HC Deb 10 December 1991 vol 200 cc718-20
4. Mr. Butterfill

To ask the Secretary of State for Education and Science if he will make a statement on the relationship between spending by local education authorities and examination results.

Mr. Kenneth Clarke

There appears to be no direct relationship between the level of education spending and examination results. Some authorities obtain good results at much lower cost than others.

Mr. Butterfill

Can my right hon. and learned Friend confirm reports in The Guardian earlier this year that the 12 local authorities with the worst record in English, mathematics and modern language results were all controlled by the Liberal Democrats or the Labour party?

Mr. Clarke

I am not sure whether I can confirm that off the cuff, but The Guardian sometimes gets it right.

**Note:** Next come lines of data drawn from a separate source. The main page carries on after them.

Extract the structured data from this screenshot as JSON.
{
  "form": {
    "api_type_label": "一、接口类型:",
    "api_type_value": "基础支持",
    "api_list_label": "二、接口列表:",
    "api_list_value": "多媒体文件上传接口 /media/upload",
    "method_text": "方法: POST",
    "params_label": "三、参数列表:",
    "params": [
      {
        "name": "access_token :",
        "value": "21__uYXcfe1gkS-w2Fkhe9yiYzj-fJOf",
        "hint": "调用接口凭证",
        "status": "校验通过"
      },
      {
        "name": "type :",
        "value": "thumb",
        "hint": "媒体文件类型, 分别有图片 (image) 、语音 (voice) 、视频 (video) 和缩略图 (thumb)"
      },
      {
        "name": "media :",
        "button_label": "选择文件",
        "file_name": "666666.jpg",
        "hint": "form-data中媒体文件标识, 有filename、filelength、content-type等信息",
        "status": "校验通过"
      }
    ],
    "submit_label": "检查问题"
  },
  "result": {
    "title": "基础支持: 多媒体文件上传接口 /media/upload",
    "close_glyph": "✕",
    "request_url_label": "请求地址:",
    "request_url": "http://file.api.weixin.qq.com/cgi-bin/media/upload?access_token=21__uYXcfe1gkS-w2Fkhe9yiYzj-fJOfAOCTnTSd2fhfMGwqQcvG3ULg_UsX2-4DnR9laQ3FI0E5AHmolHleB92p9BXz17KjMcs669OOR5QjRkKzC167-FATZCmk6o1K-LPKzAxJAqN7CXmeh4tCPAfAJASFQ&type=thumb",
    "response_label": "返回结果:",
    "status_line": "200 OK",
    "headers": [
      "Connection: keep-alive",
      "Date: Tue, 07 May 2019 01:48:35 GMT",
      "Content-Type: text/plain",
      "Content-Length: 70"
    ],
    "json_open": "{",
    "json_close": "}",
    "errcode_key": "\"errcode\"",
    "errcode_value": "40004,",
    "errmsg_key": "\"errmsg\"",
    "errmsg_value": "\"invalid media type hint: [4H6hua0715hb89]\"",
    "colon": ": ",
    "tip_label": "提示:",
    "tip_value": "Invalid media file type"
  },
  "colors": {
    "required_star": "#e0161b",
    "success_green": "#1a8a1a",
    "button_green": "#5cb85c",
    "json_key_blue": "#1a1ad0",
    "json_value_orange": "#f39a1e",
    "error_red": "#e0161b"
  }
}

The figures that I have before me certainly show that the highest spending authorities comprise almost entirely Labour and the occasional Liberal authority and that those have some of the worst results. There is an enormous gap between inner London boroughs, which spent £2,745 per pupil in 1989–90, under the old Inner London education authority, and Kent, which spent £1,570 per pupil in a comparable year and achieved much better results.

Mr. O'Hara

Will the Secretary of State confirm that local authorities that perform badly in the league tables, which cover a very narrow spectrum of examination results, often spend more on pupils with special educational needs? A local authority that spends less on special educational needs does so either because it has less incidence of such needs or because it is in dereliction of its duties to pupils with those needs. If it has less incidence of such needs, does it not follow that it should score highly in the narrow spectrum of examination results for the most able pupils?

Mr. Clarke

I am aware of no evidence that pupils with special educational needs are distributed unevenly across the country. Special educational needs include pupils with physical disabilities or particular difficulties in learning. It is simply not true that those needs correlate with high spending local authorities. There are great discrepancies in the amount spent by one authority compared with another, and in the amount that local authorities spend on central administration, but there is little correlation with the results. When we produce the seven-year-olds' test results local authority by local authority, good results will be shown for some authorities serving comparatively deprived urban areas, while shockingly poor results will be shown for others serving similar areas. The quality of education rather than the amount spent is what counts.

Mrs. Maureen Hicks

Is it fair for young pupils in an area controlled by a Labour council to have their prospects of good examination results considerably reduced? Is my right hon. and learned Friend aware that, year after year, the examination results of Wolverhampton education authority—a high-spending council—are in the bottom half of the national league? Is it any wonder that I now plead with my right hon. and learned Friend to intervene on behalf of pupils and parents who wish to move their children over the border to Staffordshire because they are fed up with their own high-spending council and they want that council to take responsibility?

Mr. Clarke

I agree with my hon. Friend's point. The figures for 1989–90 show that Wolverhampton was about 20th in the list of spenders but 83rd in the list of GCSE results.

Mr. Straw

Is the Secretary of State aware of the serious threat to standards in schools caused by his spending decision in the Prime Minister's county of Cambridgeshire, where the Cambridge branch of the Secondary Heads Association has said that impending cuts will cause larger classes … fewer books, less equipment, reduced sixth form provision and serious difficulty in providing the national curriculum"? When will the Secretary of State accept responsibility for the crisis in education provision in Cambridgeshire, or does he believe that it is just another scare got up by pupils, parents, teachers and Conservative county councillors in that county?

Mr. Clarke

In fact, Cambridgeshire will enjoy an increase in real terms in resources next year. As the hon. Gentleman knows, I publicly criticised the so-called cuts announced by Cambridgeshire a short time ago. Cambridgeshire is planning substantially to increase spending on education, but has chosen, for some reason best known to itself, to make more money available by imposing sharp reductions in its secondary school budgets. I am prepared to criticise that action when taken by a Conservative council. The hon. Gentleman supports high spending and progressive teaching methods but seems indifferent to the results, which he does not want to give the public in any comprehensible form. He should not intervene in little local difficulties in Cambridgeshire which, sooner or later, will be sorted out when the authority spends its additional resources sensibly by devoting them to raising the quality of education.